Афанасий Иванович побледнел, генерал остолбенел; все уставили глава и протянули головы. Ганя застыл на месте.

— За… за кого? — спросил князь замирающим голосом.

— За Гаврилу Ардалионовича Иволгина, — продолжала Настасья Филипповна, попрежнему резко, твердо и четко.

Прошло несколько секунд молчания; князь как-будто силился и не мог выговорить, точно ужасная тяжесть давила ему грудь.

— Н-нет… не выходите! — прошептал он наконец, и с усилием перевел дух.

— Так тому и быть! Гаврила Ардалионович! — властно и как бы торжественно обратилась она к нему: — вы слышали, как решил князь? Ну, так в том и мой ответ; и пусть это дело кончено раз на всегда!

— Настасья Филипповна! — дрожащим голосом проговорил Афанасий Иванович.

— Настасья Филипповна! — убеждающим, но встревоженным голосом произнес генерал.

Все зашевелились и затревожились.

— Что вы, господа? — продолжала она, как бы с удивлением вглядываясь в гостей: — что вы так всполохнулись! И какие у вас у всех лица!

— Но… вспомните, Настасья Филипповна, — запинаясь пробормотал Тоцкий, — вы дали обещание… вполне добровольное, и могли бы отчасти и пощадить… Я затрудняюсь и… конечно, смущен, но… Одним словом, теперь, в такую минуту, и при… при людях, и всё это так… кончить таким пети-жё дело серьезное, дело чести и сердца… от которого зависит…

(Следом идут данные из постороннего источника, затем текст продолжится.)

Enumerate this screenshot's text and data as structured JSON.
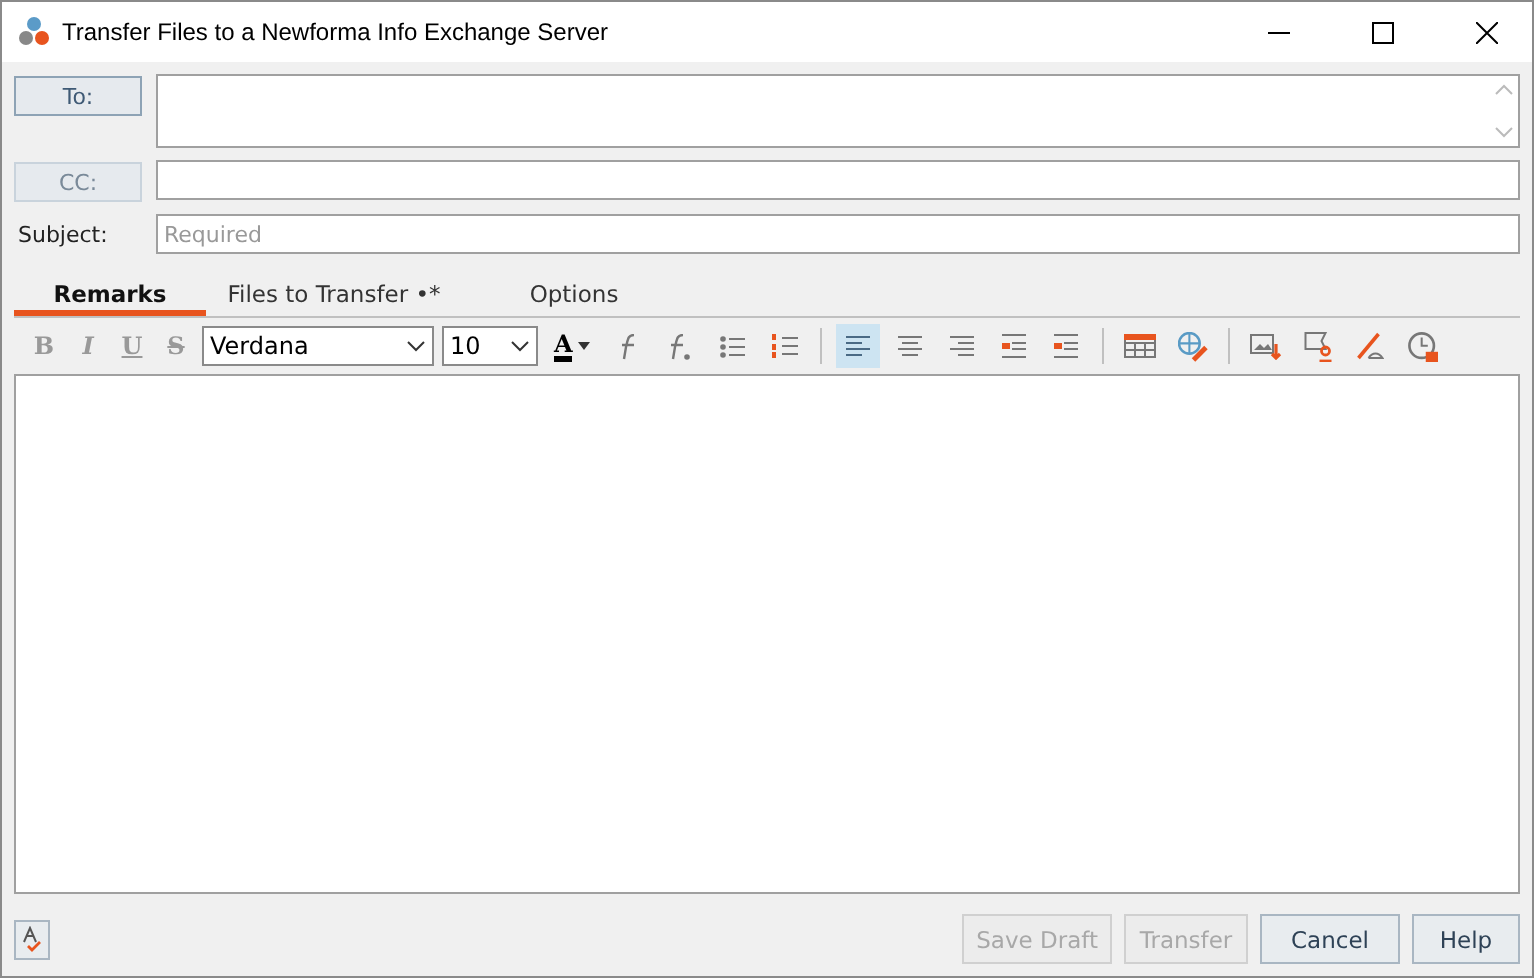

— Не понимаю вас, Афанасий Иванович; вы действительно совсем сбиваетесь. Во-первых, что такое: “при людях”? Разве мы не в прекрасной интимной компании? И почему “пети-жё”? Я действительно хотела рассказать свой анекдот, ну, вот и рассказала; не хорош разве? И почему вы говорите, что “не серьезно”? Разве это не серьезно? Вы слышали, я сказала князю: “как скажете, так и будет”: сказал бы да, я бы тотчас же дала согласие, но он сказал нет, и я отказала. Тут вся моя жизнь на одном волоске висела; чего серьезнее?

— Но князь, почему тут князь? И что такое, наконец, князь? — пробормотал генерал, почти уж не в силах сдержать свое негодование на такой обидный даже авторитет князя.

— А князь для меня то, что я в него в первого, во всю мою жизнь, как в истинно-преданного человека поверила. Он в меня с одного взгляда поверил, и я ему верю.

— Мне остается только отблагодарить Настасью Филипповну за чрезвычайную деликатность, с которою она… со мной поступила, — проговорил наконец дрожащим голосом и с кривившимися губами бледный Ганя; — это, конечно, так тому и следовало… Но… князь… Князь в этом деле…

— До семидесяти пяти тысяч добирается, что ли? — оборвала вдруг Настасья Филипповна: — вы это хотели сказать? Не запирайтесь, вы непременно это хотели сказать! Афанасий Иванович, я и забыла прибавить: вы эти семьдесят пять тысяч возьмите себе и знайте, что я вас отпускаю на волю даром. Довольно! Надо ж и вам вздохнуть! Девять лет и три месяца! Завтра — по-новому, а сегодня — я именинница и сама по себе, в первый раз в целой жизни! Генерал, возьмите и вы ваш жемчуг, подарите супруге, вот он; а с завтрашнего дня я совсем и с квартиры съезжаю. И уже больше не будет вечеров, господа!

Сказав это, она вдруг встала, как-будто желая уйти.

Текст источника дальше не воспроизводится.